San Moreno Glacier, El Calafate, Argentina by Bonnie and Bill Neely

Sad to leave the gorgeous Torres de Paine National Park, we boarded the bus to El Calafate, about five hours away. Partway along our route we left Chile, but we had to stop at the small, non-descript check point and go inside and show our exit visa. That took about 30 minutes. Then about five miles farther down the road we stopped again to show our passports by going into the Argentine check point where we had to show the expensive visas we had purchased before leaving Texas. This was another half hour but we were able to buy sandwiches (jamon & queso…surprise, surprise!) for the ride. We arrived at El Calafate after 9 pm, but it is not dark till nearly 11 p.m. in December. A van was awaiting us on the road and we were transferred to our Hosteria Cauquenes de Nimez, about 10 p.m. We learned that Cauquenes are the pairs of large water fowl we have seen in many places. This hotel is right on Lake Nimez in El Calafate Ecological Reserve, adjacent to the huge body of water, Lake Argentino.

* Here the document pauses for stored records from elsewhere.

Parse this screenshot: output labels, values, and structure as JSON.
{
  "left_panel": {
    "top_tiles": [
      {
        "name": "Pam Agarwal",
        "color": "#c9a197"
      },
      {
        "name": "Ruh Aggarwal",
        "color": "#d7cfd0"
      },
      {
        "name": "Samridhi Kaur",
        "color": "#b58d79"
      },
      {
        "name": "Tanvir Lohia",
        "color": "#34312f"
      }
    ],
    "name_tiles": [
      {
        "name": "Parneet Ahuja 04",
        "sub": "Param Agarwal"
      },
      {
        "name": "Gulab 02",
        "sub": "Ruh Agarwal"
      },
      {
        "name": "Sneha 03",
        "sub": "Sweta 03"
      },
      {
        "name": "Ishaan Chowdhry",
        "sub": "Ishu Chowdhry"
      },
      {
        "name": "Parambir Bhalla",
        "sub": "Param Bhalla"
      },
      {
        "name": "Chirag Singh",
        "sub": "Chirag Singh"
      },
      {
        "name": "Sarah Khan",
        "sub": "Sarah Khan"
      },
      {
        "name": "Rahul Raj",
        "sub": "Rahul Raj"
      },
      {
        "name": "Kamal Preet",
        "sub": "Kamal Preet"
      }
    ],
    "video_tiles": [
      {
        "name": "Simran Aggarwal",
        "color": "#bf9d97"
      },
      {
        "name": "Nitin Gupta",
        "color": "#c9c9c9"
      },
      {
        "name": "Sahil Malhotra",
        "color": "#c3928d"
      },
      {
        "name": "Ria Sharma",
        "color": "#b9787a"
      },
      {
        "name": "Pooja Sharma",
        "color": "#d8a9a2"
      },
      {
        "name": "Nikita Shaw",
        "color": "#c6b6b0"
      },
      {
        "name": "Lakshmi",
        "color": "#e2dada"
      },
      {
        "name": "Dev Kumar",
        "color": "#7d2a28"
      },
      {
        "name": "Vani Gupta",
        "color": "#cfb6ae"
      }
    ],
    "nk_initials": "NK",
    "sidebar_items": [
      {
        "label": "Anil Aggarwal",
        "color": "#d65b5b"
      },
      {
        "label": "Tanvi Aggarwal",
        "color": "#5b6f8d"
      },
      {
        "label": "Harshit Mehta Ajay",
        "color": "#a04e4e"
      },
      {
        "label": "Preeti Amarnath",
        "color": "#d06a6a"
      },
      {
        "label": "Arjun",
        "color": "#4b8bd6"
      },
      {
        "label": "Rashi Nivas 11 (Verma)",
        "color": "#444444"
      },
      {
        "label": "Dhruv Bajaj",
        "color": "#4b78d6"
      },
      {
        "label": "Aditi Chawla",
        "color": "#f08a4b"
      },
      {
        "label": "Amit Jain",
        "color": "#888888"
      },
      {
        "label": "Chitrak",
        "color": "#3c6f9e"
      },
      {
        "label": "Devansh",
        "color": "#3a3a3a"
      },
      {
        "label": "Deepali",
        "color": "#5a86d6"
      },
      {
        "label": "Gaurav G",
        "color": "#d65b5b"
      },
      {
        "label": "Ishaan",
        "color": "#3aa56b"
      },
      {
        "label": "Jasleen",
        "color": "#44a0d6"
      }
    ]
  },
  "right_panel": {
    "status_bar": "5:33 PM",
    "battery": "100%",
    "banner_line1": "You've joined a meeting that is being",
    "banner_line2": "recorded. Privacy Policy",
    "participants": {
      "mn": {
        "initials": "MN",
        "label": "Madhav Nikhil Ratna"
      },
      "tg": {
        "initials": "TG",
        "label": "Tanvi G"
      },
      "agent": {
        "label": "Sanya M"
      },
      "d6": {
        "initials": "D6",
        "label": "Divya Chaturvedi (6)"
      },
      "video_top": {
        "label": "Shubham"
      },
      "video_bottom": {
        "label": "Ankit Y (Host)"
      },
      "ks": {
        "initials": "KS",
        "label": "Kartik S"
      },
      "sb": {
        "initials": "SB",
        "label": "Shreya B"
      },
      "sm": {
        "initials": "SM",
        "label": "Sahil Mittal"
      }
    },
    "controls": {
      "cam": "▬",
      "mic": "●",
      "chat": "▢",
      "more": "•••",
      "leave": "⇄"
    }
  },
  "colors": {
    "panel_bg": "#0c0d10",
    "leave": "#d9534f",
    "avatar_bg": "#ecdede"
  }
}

The next morning we were transported by a tour company in a small bus to Glaciers National Park, a UNESCO World Heritage site where thirteen large glaciers comprise the gorgeous scenery. During an hour ride we learned all about the area and glaciers from our bi-lingual guide. We arrived at Perito Moreno Glacier where we boarded a large catamaran cruise ship with comfortable seating inside a glass cabin, and our group got a table for six by a large window.
We cruised very close to this enormous glacier to get the feel of the 80 meter high ice walls which extends 5 kilometers wide. The Perito Moreno Glacier is a 30 kilometers long river of ice. This is one of only two glaciers in South America which is advancing instead of retreating. The enormity of it is amazing. The deep, rich blue colors within the ice reveal that it was formed centuries ago, as scientists can determine partly from the hues.
The day was very cold and windy, but we were well bundled and loved every minute of the spectacular cruise. We could see the calving periodically when huge chunks of ice broke loose from the glacier and floated free. One edge of the glacier is constantly moving against a huge boulder along the shore where the depth of the water changes significantly, creating a unique effect.
Then we walked for several hours on the miles on the steel platform along the shore. I counted 650 steps divided in groups of six to twelve, which we descended as the sturdy pathway led to many different views of the glacier and through lovely shrubs and trees. Then we had to climb up these hundreds of stairs (or there is an elevator for those who need it) to get to the cafeteria, which resembled a ski lodge. We took hundreds of photos and were thrilled with the day.
Returning to our Hosteria Cauquenes, we enjoyed local wine and played board games, watching the large trees just outside bend almost double in the high winds, typical of this area. Promptly at 8 p.m. dinner, a delicious Argentine Stew typical of the area, was served by the hotel staff in a prix fixe menu of three courses. We all really like this small hotel, with its friendly staff who make you feel like guests in their home. The rooms are small, very clean and comfortable, and each one is different. The town of El Calafate has only 20,000 residents but welcomes and cares for 350,000 tourists each summer season. There are many small hotels and good restaurants.